Let $f$ be a vector valued function and $W$ a matrix. We denote the rows of the matrix by $w_j$. Suppose that $\sum_{j=1}^h \lVert w_j\rVert^2\leq R^2$. Show that the sum
$$\sum_{j=1}^h \lVert w_j\rVert^2\left(\sum_{i=1}^m \epsilon_i\sigma\left(\frac{w_j^T}{\lVert w_j\rVert}f(x_i)\right)\right)^2$$
achieves its supremum only if $\lVert w_j\rVert=R$ for some $j$ and $\lVert w_i\rVert=0$ for all $i\neq j$. Now I tried Lagrange multipliers but wasn't able to get the desired result. Is there a cleaner way to show this.
EDIT: $\sigma$ is the ReLu function and $\epsilon_i\in \{-1,1\}$ fixed. And $x_i$ are just fixed values.

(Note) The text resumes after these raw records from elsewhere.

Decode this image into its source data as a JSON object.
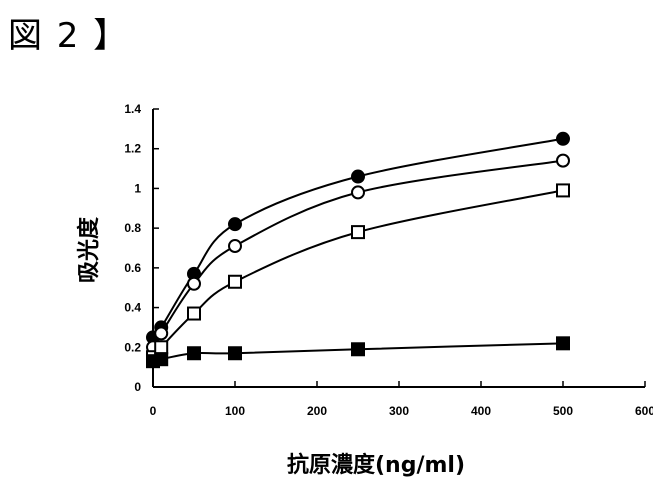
{
  "figure_label": "図 2 】",
  "chart_data": {
    "type": "line",
    "xlabel": "抗原濃度(ng/ml)",
    "ylabel": "吸光度",
    "xlim": [
      0,
      600
    ],
    "ylim": [
      0,
      1.4
    ],
    "xticks": [
      0,
      100,
      200,
      300,
      400,
      500,
      600
    ],
    "yticks": [
      0,
      0.2,
      0.4,
      0.6,
      0.8,
      1,
      1.2,
      1.4
    ],
    "ytick_labels": [
      "0",
      "0.2",
      "0.4",
      "0.6",
      "0.8",
      "1",
      "1.2",
      "1.4"
    ],
    "grid": false,
    "series": [
      {
        "marker": "filled-circle",
        "points": [
          [
            0,
            0.25
          ],
          [
            10,
            0.3
          ],
          [
            50,
            0.57
          ],
          [
            100,
            0.82
          ],
          [
            250,
            1.06
          ],
          [
            500,
            1.25
          ]
        ]
      },
      {
        "marker": "open-circle",
        "points": [
          [
            0,
            0.2
          ],
          [
            10,
            0.27
          ],
          [
            50,
            0.52
          ],
          [
            100,
            0.71
          ],
          [
            250,
            0.98
          ],
          [
            500,
            1.14
          ]
        ]
      },
      {
        "marker": "open-square",
        "points": [
          [
            0,
            0.15
          ],
          [
            10,
            0.2
          ],
          [
            50,
            0.37
          ],
          [
            100,
            0.53
          ],
          [
            250,
            0.78
          ],
          [
            500,
            0.99
          ]
        ]
      },
      {
        "marker": "filled-square",
        "points": [
          [
            0,
            0.13
          ],
          [
            10,
            0.14
          ],
          [
            50,
            0.17
          ],
          [
            100,
            0.17
          ],
          [
            250,
            0.19
          ],
          [
            500,
            0.22
          ]
        ]
      }
    ]
  }
}
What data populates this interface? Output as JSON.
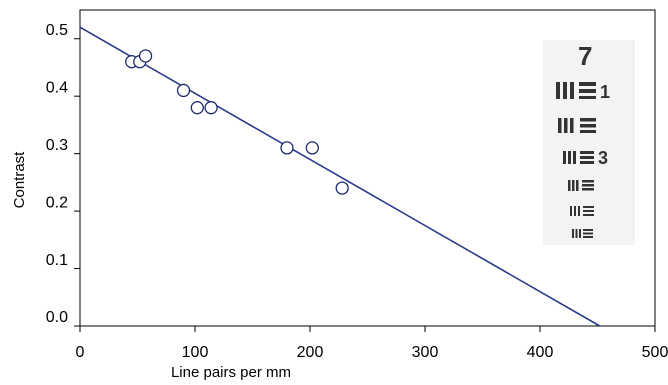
{
  "chart_data": {
    "type": "scatter",
    "xlabel": "Line pairs per mm",
    "ylabel": "Contrast",
    "xlim": [
      0,
      500
    ],
    "ylim": [
      0,
      0.55
    ],
    "xticks": [
      0,
      100,
      200,
      300,
      400,
      500
    ],
    "yticks": [
      {
        "value": 0,
        "label": "0.0"
      },
      0.1,
      0.2,
      0.3,
      0.4,
      0.5
    ],
    "points": {
      "x": [
        45,
        52,
        57,
        90,
        102,
        114,
        180,
        202,
        228
      ],
      "values": [
        0.46,
        0.46,
        0.47,
        0.41,
        0.38,
        0.38,
        0.31,
        0.31,
        0.24
      ],
      "color": "#1f2a6e"
    },
    "fit_line": {
      "x": [
        0,
        452
      ],
      "values": [
        0.52,
        0
      ],
      "color": "#2b3a8c"
    },
    "inset_labels": [
      "7",
      "1",
      "3"
    ]
  }
}
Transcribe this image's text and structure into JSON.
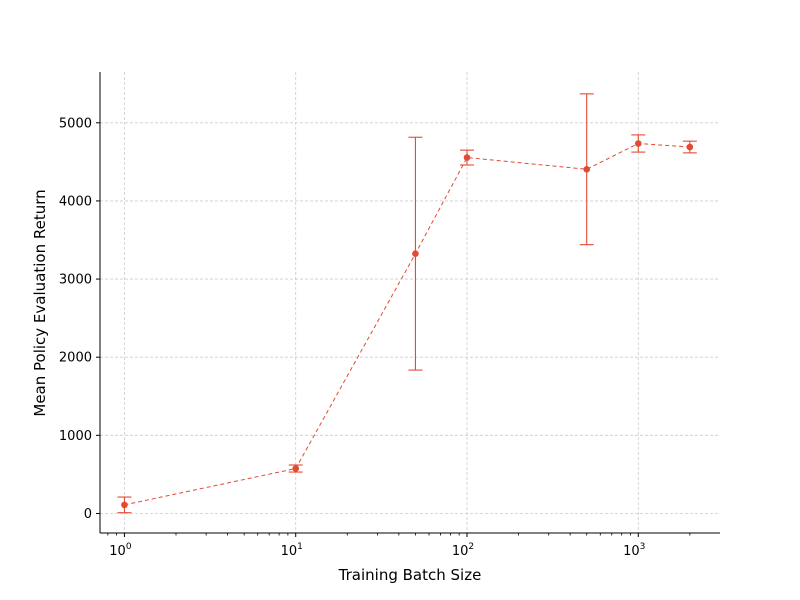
{
  "chart_data": {
    "type": "line",
    "title": "",
    "xlabel": "Training Batch Size",
    "ylabel": "Mean Policy Evaluation Return",
    "x_scale": "log",
    "xlim": [
      0.72,
      3000
    ],
    "ylim": [
      -250,
      5650
    ],
    "grid": true,
    "x_ticks": [
      {
        "value": 1,
        "base": "10",
        "exp": "0"
      },
      {
        "value": 10,
        "base": "10",
        "exp": "1"
      },
      {
        "value": 100,
        "base": "10",
        "exp": "2"
      },
      {
        "value": 1000,
        "base": "10",
        "exp": "3"
      }
    ],
    "y_ticks": [
      0,
      1000,
      2000,
      3000,
      4000,
      5000
    ],
    "series": [
      {
        "color": "#e34a33",
        "x": [
          1,
          10,
          50,
          100,
          500,
          1000,
          2000
        ],
        "y": [
          110,
          575,
          3325,
          4555,
          4405,
          4735,
          4690
        ],
        "err": [
          100,
          45,
          1490,
          95,
          965,
          110,
          75
        ]
      }
    ]
  }
}
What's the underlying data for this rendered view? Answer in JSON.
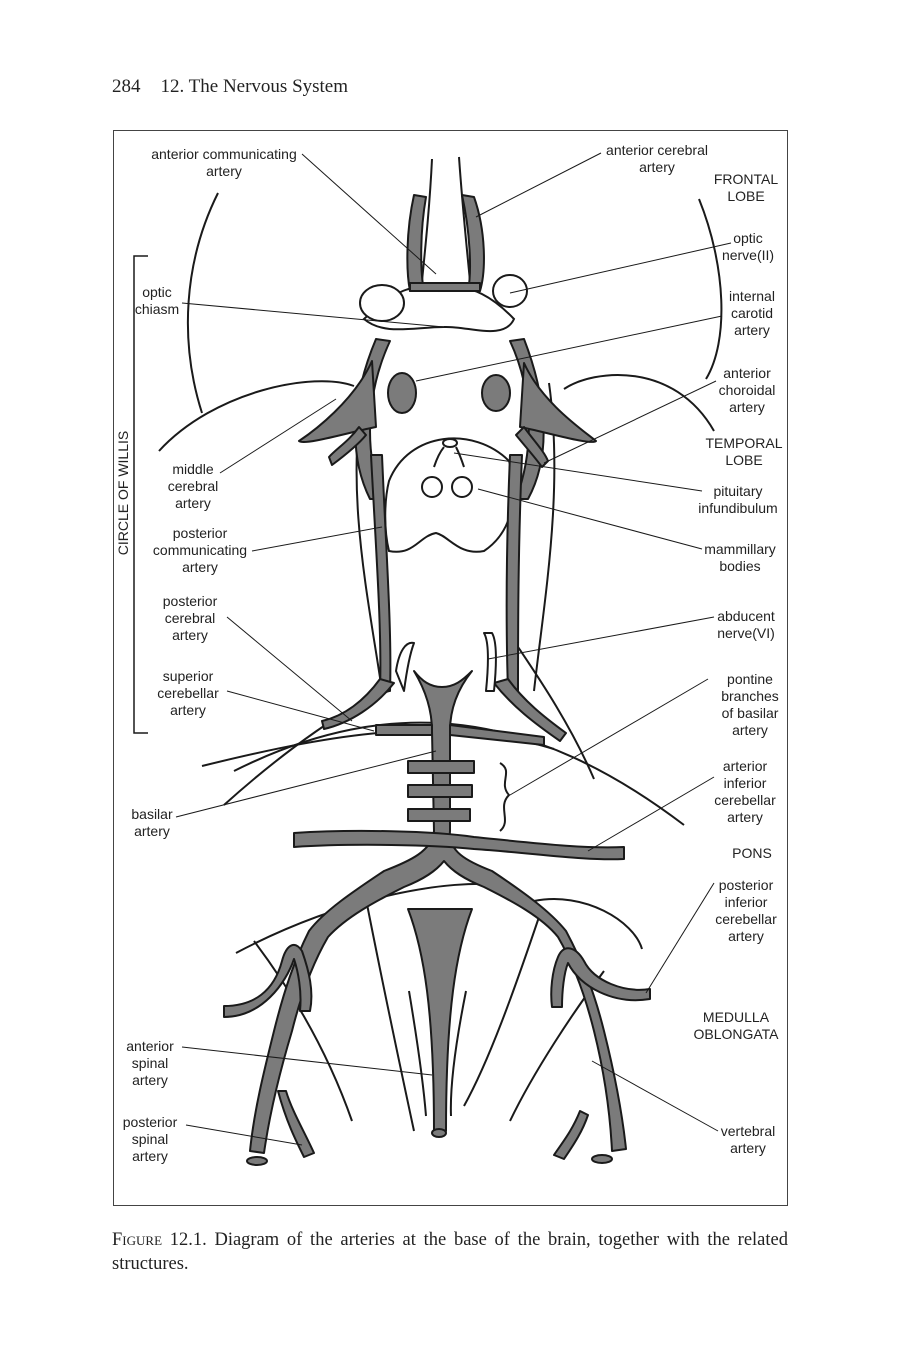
{
  "page": {
    "number": "284",
    "chapter": "12. The Nervous System"
  },
  "labels": {
    "ant_comm_1": "anterior communicating",
    "ant_comm_2": "artery",
    "ant_cer_1": "anterior cerebral",
    "ant_cer_2": "artery",
    "frontal_1": "FRONTAL",
    "frontal_2": "LOBE",
    "optic_nerve_1": "optic",
    "optic_nerve_2": "nerve(II)",
    "optic_chiasm_1": "optic",
    "optic_chiasm_2": "chiasm",
    "int_car_1": "internal",
    "int_car_2": "carotid",
    "int_car_3": "artery",
    "ant_chor_1": "anterior",
    "ant_chor_2": "choroidal",
    "ant_chor_3": "artery",
    "circle_willis": "CIRCLE OF WILLIS",
    "temporal_1": "TEMPORAL",
    "temporal_2": "LOBE",
    "mid_cer_1": "middle",
    "mid_cer_2": "cerebral",
    "mid_cer_3": "artery",
    "pituitary_1": "pituitary",
    "pituitary_2": "infundibulum",
    "post_comm_1": "posterior",
    "post_comm_2": "communicating",
    "post_comm_3": "artery",
    "mammillary_1": "mammillary",
    "mammillary_2": "bodies",
    "post_cer_1": "posterior",
    "post_cer_2": "cerebral",
    "post_cer_3": "artery",
    "abducent_1": "abducent",
    "abducent_2": "nerve(VI)",
    "sup_cereb_1": "superior",
    "sup_cereb_2": "cerebellar",
    "sup_cereb_3": "artery",
    "pontine_1": "pontine",
    "pontine_2": "branches",
    "pontine_3": "of basilar",
    "pontine_4": "artery",
    "ant_inf_1": "arterior",
    "ant_inf_2": "inferior",
    "ant_inf_3": "cerebellar",
    "ant_inf_4": "artery",
    "basilar_1": "basilar",
    "basilar_2": "artery",
    "pons": "PONS",
    "post_inf_1": "posterior",
    "post_inf_2": "inferior",
    "post_inf_3": "cerebellar",
    "post_inf_4": "artery",
    "medulla_1": "MEDULLA",
    "medulla_2": "OBLONGATA",
    "ant_spinal_1": "anterior",
    "ant_spinal_2": "spinal",
    "ant_spinal_3": "artery",
    "post_spinal_1": "posterior",
    "post_spinal_2": "spinal",
    "post_spinal_3": "artery",
    "vertebral_1": "vertebral",
    "vertebral_2": "artery"
  },
  "caption": {
    "label": "Figure 12.1.",
    "text": " Diagram of the arteries at the base of the brain, together with the related structures."
  },
  "colors": {
    "artery_fill": "#7b7b7b",
    "outline": "#1a1a1a"
  }
}
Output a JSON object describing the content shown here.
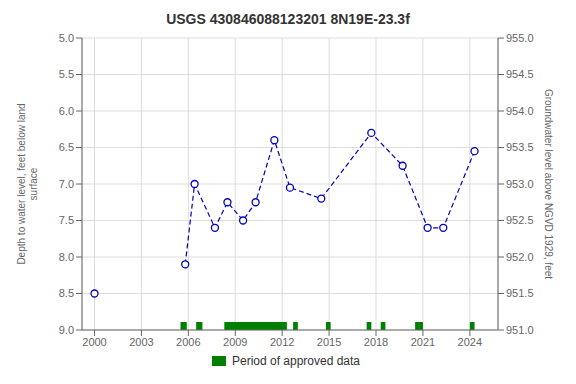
{
  "chart_data": {
    "type": "line",
    "title": "USGS 430846088123201 8N19E-23.3f",
    "y_label": "Depth to water level, feet below land\nsurface",
    "y2_label": "Groundwater level above NGVD 1929, feet",
    "xlim": [
      1999.2,
      2025.8
    ],
    "xticks": [
      2000,
      2003,
      2006,
      2009,
      2012,
      2015,
      2018,
      2021,
      2024
    ],
    "ylim": [
      9.0,
      5.0
    ],
    "yticks": [
      {
        "value": 5.0,
        "label": "5.0"
      },
      {
        "value": 5.5,
        "label": "5.5"
      },
      {
        "value": 6.0,
        "label": "6.0"
      },
      {
        "value": 6.5,
        "label": "6.5"
      },
      {
        "value": 7.0,
        "label": "7.0"
      },
      {
        "value": 7.5,
        "label": "7.5"
      },
      {
        "value": 8.0,
        "label": "8.0"
      },
      {
        "value": 8.5,
        "label": "8.5"
      },
      {
        "value": 9.0,
        "label": "9.0"
      }
    ],
    "y2lim": [
      951.0,
      955.0
    ],
    "y2ticks": [
      {
        "value": 951.0,
        "label": "951.0"
      },
      {
        "value": 951.5,
        "label": "951.5"
      },
      {
        "value": 952.0,
        "label": "952.0"
      },
      {
        "value": 952.5,
        "label": "952.5"
      },
      {
        "value": 953.0,
        "label": "953.0"
      },
      {
        "value": 953.5,
        "label": "953.5"
      },
      {
        "value": 954.0,
        "label": "954.0"
      },
      {
        "value": 954.5,
        "label": "954.5"
      },
      {
        "value": 955.0,
        "label": "955.0"
      }
    ],
    "grid": true,
    "legend": "bottom",
    "series": [
      {
        "type": "scatter",
        "marker": "o",
        "color": "#0000bb",
        "x": [
          2000.0
        ],
        "values": [
          8.5
        ]
      },
      {
        "type": "line",
        "marker": "o",
        "line_style": "dashed",
        "color": "#0000bb",
        "x": [
          2005.8,
          2006.4,
          2007.7,
          2008.5,
          2009.5,
          2010.3,
          2011.5,
          2012.5,
          2014.5,
          2017.7,
          2019.7,
          2021.3,
          2022.3,
          2024.3
        ],
        "values": [
          8.1,
          7.0,
          7.6,
          7.25,
          7.5,
          7.25,
          6.4,
          7.05,
          7.2,
          6.3,
          6.75,
          7.6,
          7.6,
          6.55
        ]
      },
      {
        "type": "span",
        "name": "Period of approved data",
        "color": "#008000",
        "periods": [
          {
            "start": 2005.5,
            "end": 2005.9
          },
          {
            "start": 2006.5,
            "end": 2006.9
          },
          {
            "start": 2008.3,
            "end": 2012.3
          },
          {
            "start": 2012.7,
            "end": 2013.0
          },
          {
            "start": 2014.8,
            "end": 2015.1
          },
          {
            "start": 2017.4,
            "end": 2017.7
          },
          {
            "start": 2018.3,
            "end": 2018.6
          },
          {
            "start": 2020.5,
            "end": 2021.0
          },
          {
            "start": 2024.0,
            "end": 2024.3
          }
        ]
      }
    ]
  }
}
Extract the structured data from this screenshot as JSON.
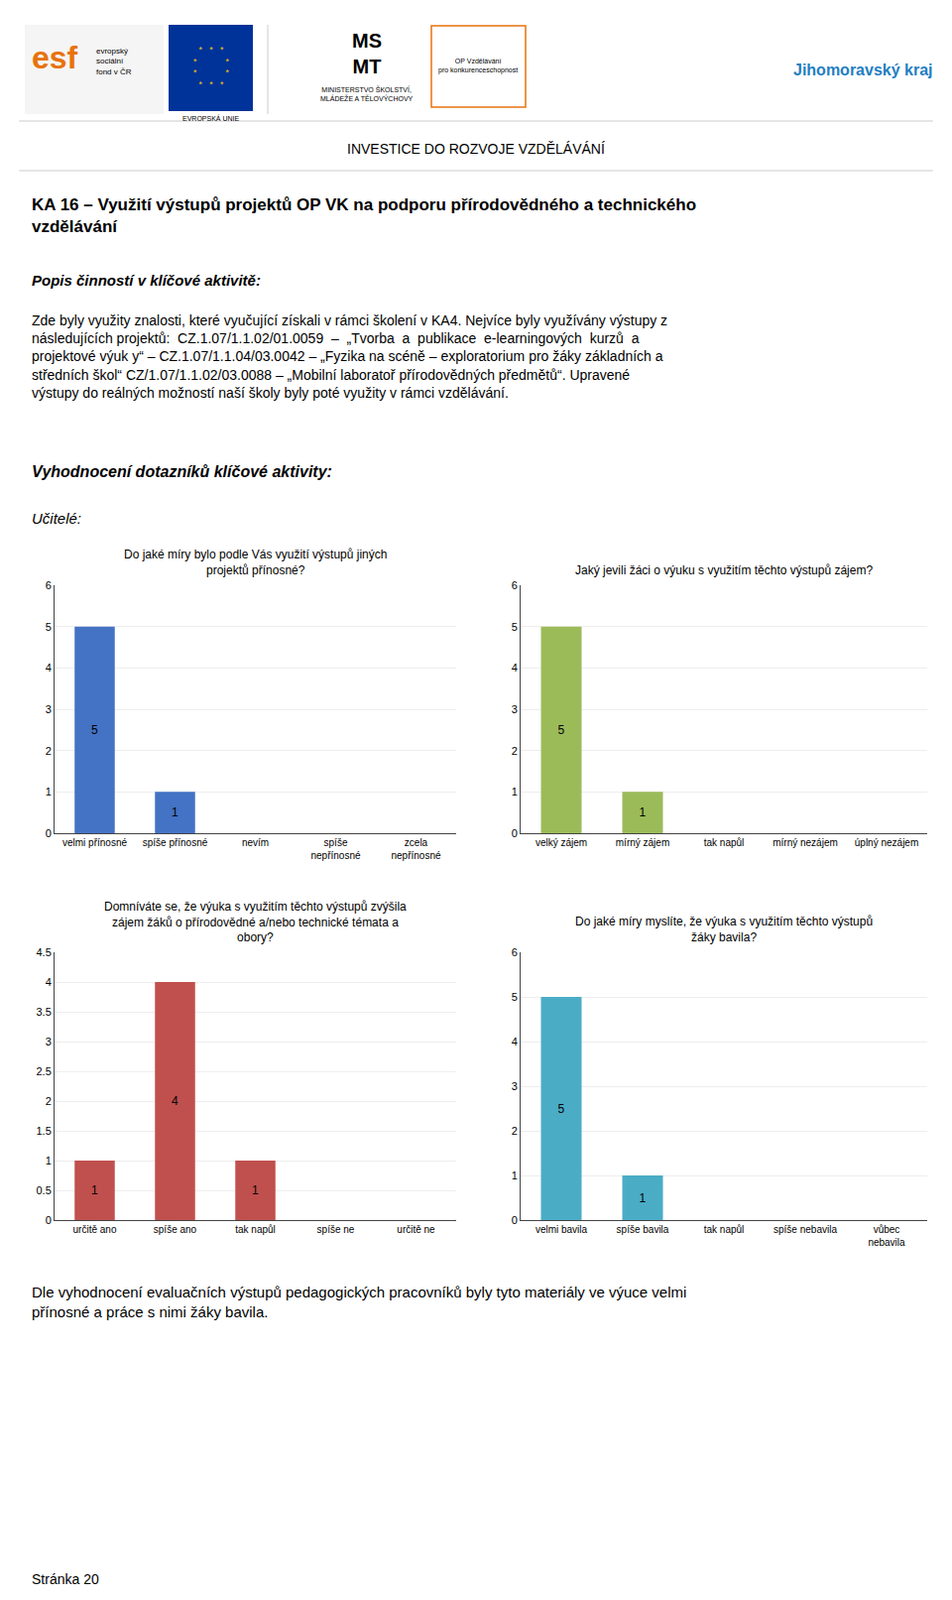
{
  "title": "KA 16 – Využití výstupů projektů OP VK na podporu přírodovědného a technického\nvzdělávání",
  "subtitle": "Popis činností v klíčové aktivitě:",
  "annotations": [
    "esf",
    "evropský\nsociální\nfond v ČR",
    "* * *\n*     *\n*     *\n* * *",
    "EVROPSKÁ UNIE",
    "MS\nMT",
    "MINISTERSTVO ŠKOLSTVÍ,\nMLÁDEŽE A TĚLOVÝCHOVY",
    "OP Vzdělávání\npro konkurenceschopnost",
    "Jihomoravský kraj",
    "INVESTICE DO ROZVOJE VZDĚLÁVÁNÍ",
    "Zde byly využity znalosti, které vyučující získali v rámci školení v KA4. Nejvíce byly využívány výstupy z\nnásledujících projektů:  CZ.1.07/1.1.02/01.0059  –  „Tvorba  a  publikace  e-learningových  kurzů  a\nprojektové výuk y“ – CZ.1.07/1.1.04/03.0042 – „Fyzika na scéně – exploratorium pro žáky základních a\nstředních škol“ CZ/1.07/1.1.02/03.0088 – „Mobilní laboratoř přírodovědných předmětů“. Upravené\nvýstupy do reálných možností naší školy byly poté využity v rámci vzdělávání.",
    "Vyhodnocení dotazníků klíčové aktivity:",
    "Učitelé:",
    "Dle vyhodnocení evaluačních výstupů pedagogických pracovníků byly tyto materiály ve výuce velmi\npřínosné a práce s nimi žáky bavila.",
    "Stránka 20"
  ],
  "chart_data": [
    {
      "type": "bar",
      "title": "Do jaké míry bylo podle Vás využití výstupů jiných\nprojektů přínosné?",
      "categories": [
        "velmi přínosné",
        "spíše přínosné",
        "nevím",
        "spíše\nnepřínosné",
        "zcela\nnepřínosné"
      ],
      "values": [
        5,
        1,
        0,
        0,
        0
      ],
      "color": "#4472C4",
      "ylim": [
        0,
        6
      ],
      "yticks": [
        0,
        1,
        2,
        3,
        4,
        5,
        6
      ],
      "grid": true,
      "data_labels": true
    },
    {
      "type": "bar",
      "title": "Jaký jevili žáci o výuku s využitím těchto výstupů zájem?",
      "categories": [
        "velký zájem",
        "mírný zájem",
        "tak napůl",
        "mírný nezájem",
        "úplný nezájem"
      ],
      "values": [
        5,
        1,
        0,
        0,
        0
      ],
      "color": "#9BBB59",
      "ylim": [
        0,
        6
      ],
      "yticks": [
        0,
        1,
        2,
        3,
        4,
        5,
        6
      ],
      "grid": true,
      "data_labels": true
    },
    {
      "type": "bar",
      "title": "Domníváte se, že výuka s využitím těchto výstupů zvýšila\nzájem žáků o přírodovědné a/nebo technické témata a\nobory?",
      "categories": [
        "určitě ano",
        "spíše ano",
        "tak napůl",
        "spíše ne",
        "určitě ne"
      ],
      "values": [
        1,
        4,
        1,
        0,
        0
      ],
      "color": "#C0504D",
      "ylim": [
        0,
        4.5
      ],
      "yticks": [
        0,
        0.5,
        1,
        1.5,
        2,
        2.5,
        3,
        3.5,
        4,
        4.5
      ],
      "grid": true,
      "data_labels": true
    },
    {
      "type": "bar",
      "title": "Do jaké míry myslíte, že výuka s využitím těchto výstupů\nžáky bavila?",
      "categories": [
        "velmi bavila",
        "spíše bavila",
        "tak napůl",
        "spíše nebavila",
        "vůbec\nnebavila"
      ],
      "values": [
        5,
        1,
        0,
        0,
        0
      ],
      "color": "#4BACC6",
      "ylim": [
        0,
        6
      ],
      "yticks": [
        0,
        1,
        2,
        3,
        4,
        5,
        6
      ],
      "grid": true,
      "data_labels": true
    }
  ]
}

Note that to maximize the sum $$\sum_{j=1}^h \lVert w_j\rVert^2\left(\sum_{i=1}^m \epsilon_i\sigma\left(\frac{w_j^T}{\lVert w_j\rVert}f(x_i)\right)\right)^2$$
we need to maximize each of the individual sums $\left(\sum_{i=1}^m \epsilon_i\sigma\left(\frac{w_j^T}{\lVert w_j\rVert}f(x_i)\right)\right)^2$ first. Since $\frac{w_j^T}{||w_j||}f(x_i)$ is a function over the unit sphere, which is compact, it attains a maximum at some $\tilde w_j$. Notice that this maximum is invariant under any positive scaling of $\tilde{w}_j$. Let $M=\max_j\left(\sum_{i=1}^m \epsilon_i\sigma\left(\frac{\tilde{w}_j^T}{\lVert \tilde{w}_j\rVert}f(x_i)\right)\right)^2$ then we have
$$\sum_{j=1}^h \lVert \tilde{w}_j\rVert^2\left(\sum_{i=1}^m \epsilon_i\sigma\left(\frac{\tilde{w}_j^T}{\lVert \tilde{w}_j\rVert}f(x_i)\right)\right)^2\leq \sum_{j=1}^h ||\tilde w_j|^2 M\leq R^2M$$
Note that there exists a $k$ such that $M=\left(\sum_{i=1}^m \epsilon_i\sigma\left(\frac{\tilde{w}_k^T}{\lVert \tilde{w}_k\rVert}f(x_i)\right)\right)^2$. Thus, if $||\tilde{w}_k||^2=R^2$ then our inequality become an equality. Therefore we have maximized the sum.